Class action offers hope in the legal battle against Goliath

Group action is one way to take on large companies such as Merck. But it's not easy, warns David Prosser

Several firms of solicitors are collecting recruits for class actions, in a legal trend imported to the UK from the US. If UK customers of Merck choose to pursue the company this way, it will be the latest in a series of high-profile class actions. It isn't only drugs companies feeling the heat - actions over endowment mis-selling and split-capital investment trusts are pending in the financial services industry.

Anna Rowland, a policy adviser at the Law Society, says class actions have benefits for all involved. "They can make the law more accessible," she says. "And if you have 15 very similar cases, say, it makes no sense for claimants, the defendant and the courts to incur the same costs 15 times over."

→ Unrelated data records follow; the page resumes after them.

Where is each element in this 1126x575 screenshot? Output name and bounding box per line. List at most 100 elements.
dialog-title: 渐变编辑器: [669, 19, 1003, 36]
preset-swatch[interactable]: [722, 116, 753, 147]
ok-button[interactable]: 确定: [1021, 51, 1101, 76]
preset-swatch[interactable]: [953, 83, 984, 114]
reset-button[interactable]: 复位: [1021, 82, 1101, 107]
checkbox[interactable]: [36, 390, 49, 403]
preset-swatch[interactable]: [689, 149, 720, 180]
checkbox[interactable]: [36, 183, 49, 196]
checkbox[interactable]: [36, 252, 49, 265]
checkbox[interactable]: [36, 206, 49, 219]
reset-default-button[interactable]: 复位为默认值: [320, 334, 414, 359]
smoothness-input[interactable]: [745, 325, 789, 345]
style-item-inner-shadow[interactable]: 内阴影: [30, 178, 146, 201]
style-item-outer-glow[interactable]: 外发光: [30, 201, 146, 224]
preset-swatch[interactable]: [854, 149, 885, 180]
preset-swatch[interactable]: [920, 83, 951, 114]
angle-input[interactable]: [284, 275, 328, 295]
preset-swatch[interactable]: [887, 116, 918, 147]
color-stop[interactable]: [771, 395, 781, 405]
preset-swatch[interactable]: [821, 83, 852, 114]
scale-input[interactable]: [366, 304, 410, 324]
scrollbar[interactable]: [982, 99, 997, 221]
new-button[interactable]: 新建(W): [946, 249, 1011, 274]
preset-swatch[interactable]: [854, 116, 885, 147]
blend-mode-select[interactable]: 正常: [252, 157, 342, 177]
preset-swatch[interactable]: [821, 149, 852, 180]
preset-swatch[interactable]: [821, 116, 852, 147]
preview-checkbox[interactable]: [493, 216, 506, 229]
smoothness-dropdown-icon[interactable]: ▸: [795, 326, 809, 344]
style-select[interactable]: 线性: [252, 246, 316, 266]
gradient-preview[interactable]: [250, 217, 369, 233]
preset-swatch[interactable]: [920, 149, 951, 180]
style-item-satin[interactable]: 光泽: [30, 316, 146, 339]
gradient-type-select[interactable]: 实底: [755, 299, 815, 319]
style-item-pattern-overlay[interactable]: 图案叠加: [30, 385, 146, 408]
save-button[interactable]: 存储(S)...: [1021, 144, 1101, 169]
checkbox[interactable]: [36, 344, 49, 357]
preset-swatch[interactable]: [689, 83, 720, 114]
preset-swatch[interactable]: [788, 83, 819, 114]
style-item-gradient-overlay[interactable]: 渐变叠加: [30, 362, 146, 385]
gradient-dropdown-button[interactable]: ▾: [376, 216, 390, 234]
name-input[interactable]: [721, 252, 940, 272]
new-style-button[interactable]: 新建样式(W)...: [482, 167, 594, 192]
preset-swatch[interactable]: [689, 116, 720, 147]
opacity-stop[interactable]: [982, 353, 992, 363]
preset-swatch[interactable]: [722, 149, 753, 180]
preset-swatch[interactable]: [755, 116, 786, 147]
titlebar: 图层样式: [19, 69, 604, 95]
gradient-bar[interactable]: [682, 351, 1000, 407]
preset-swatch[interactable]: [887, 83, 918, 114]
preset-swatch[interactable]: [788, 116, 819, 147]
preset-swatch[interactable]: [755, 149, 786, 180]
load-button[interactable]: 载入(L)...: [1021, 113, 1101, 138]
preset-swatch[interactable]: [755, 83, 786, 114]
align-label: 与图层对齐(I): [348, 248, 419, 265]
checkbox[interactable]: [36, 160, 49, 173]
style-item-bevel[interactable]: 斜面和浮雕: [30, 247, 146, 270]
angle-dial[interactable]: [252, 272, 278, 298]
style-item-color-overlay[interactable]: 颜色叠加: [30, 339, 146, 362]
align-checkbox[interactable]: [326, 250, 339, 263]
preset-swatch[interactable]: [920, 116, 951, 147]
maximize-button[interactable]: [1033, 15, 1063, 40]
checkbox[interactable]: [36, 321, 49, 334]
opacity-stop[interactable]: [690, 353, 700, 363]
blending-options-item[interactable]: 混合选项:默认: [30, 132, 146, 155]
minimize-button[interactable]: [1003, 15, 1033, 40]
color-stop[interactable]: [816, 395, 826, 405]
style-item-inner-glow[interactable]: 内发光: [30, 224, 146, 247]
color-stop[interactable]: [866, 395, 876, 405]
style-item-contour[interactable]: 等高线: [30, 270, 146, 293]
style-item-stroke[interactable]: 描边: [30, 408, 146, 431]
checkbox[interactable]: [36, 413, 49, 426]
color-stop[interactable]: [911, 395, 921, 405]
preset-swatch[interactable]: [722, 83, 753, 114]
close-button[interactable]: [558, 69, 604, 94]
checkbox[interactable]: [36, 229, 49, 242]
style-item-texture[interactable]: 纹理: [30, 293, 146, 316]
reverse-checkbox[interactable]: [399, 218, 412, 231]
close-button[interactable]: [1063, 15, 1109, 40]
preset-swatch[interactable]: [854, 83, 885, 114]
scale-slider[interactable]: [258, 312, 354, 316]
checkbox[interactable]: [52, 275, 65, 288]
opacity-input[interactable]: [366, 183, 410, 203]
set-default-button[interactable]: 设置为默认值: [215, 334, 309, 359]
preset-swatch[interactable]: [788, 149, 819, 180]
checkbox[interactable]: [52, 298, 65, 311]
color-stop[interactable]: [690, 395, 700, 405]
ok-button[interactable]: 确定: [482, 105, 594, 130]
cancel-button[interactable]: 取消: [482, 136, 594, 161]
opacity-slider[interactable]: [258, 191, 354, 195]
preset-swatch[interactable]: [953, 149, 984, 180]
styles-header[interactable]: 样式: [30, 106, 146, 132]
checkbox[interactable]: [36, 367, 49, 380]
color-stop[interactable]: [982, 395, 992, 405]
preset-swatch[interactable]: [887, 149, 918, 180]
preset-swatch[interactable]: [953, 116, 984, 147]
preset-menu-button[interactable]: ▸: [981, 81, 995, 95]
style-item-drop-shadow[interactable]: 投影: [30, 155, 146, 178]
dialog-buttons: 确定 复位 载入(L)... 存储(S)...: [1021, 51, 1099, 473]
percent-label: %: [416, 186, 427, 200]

In the UK, class actions are known as "group" or "multi-party" actions. "The group must have a generic issue that needs considering, with a common interest, even if the case of each individual is different in some way," explains Sapna Malik, a partner at the solicitors Leigh Day. "The main purpose is to take cases forward in a more effective and cost-effective way - for both parties."

Solicitors start out by establishing a group register. Anyone whose case meets certain basic criteria can apply to join. In the Merck case, the qualification might be that a claimant has been taking Vioxx and suffered health problems that could be attributable to the drug.

However, David Body, the head of clinical negligence law at the solicitors Irwin Mitchell, warns that lawyers have to be ruthless in deciding who is allowed to join. "With commercial actions over issues such as pensions mis-selling, say, it is easier to establish a generic complaint, but it can be much tougher with medical claims to establish causation."

In practice, lawyers take on the cases they think they have the best chance of winning. The final definition of the group - who can join and who cannot - must be agreed with the defendant, with or without the intervention of the courts. Once there is a basis for proceeding, the court can issue a group litigation order.

At this stage, both sides will choose test cases to establish principles that govern each category of claim within the group. Only members of the group are bound by court rulings. So the fact that another group or individual wins compensation doesn't necessarily mean you will.

Equally, there are strict deadlines for joining group actions, so that both sides - and the courts - know what they're dealing with. You won't be able to sign up to a particular action after a certain date, though you retain all your legal rights and you may be able to sign up to an alternative case.

Malik believes group action has major benefits for individuals. "It would be very hard for an individual to take on an international company with practically infinite legal resources," she says.

However, this type of legal action is not always straightforward. It can be a lengthy process. There can also be disputes between members of the group over whether to settle a claim.

Above all, never sign up to a group action until you have very clearly understood the potential financial downside. Solicitors fighting group actions often apply for support to the Legal Services Commission, which administers the legal aid budget. Or they may persuade insurers to underwrite the costs of a case, though individual claimants may have to pay a premium.

However, neither of these options is guaranteed. The worst-case scenario is that the group is responsible for meeting the other side's costs if the action is lost. And costs can get complicated - if the group wins on some cases but not others, for example, or if different members have legal aid or insurance funding while others do not.

The other side of the coin is that in the UK, group action solicitors do not act on the purest form of the no win, no fee model pursued in the US. Their costs are met by the other side if they win, or by clients if they lose.

This means that winnings are payable in full, but check how the money is to be shared out. "Typically, there might be different tariffs of award based on the different categories of claim," Malik says. "It is unlikely that awards will be calculated individually."

There is one other issue to consider. Russell Spago of MSB Solicitors, one company active in the Merck case, says that people who feel they have been victims of an injustice often want their day in court. MSB is currently planning on taking cases individually to the US courts, rather than acting on a class basis. One reason for this, Spago says, is that "many of our clients want an opportunity to go on the stand and confront Merck, which most of them would not get in a class action".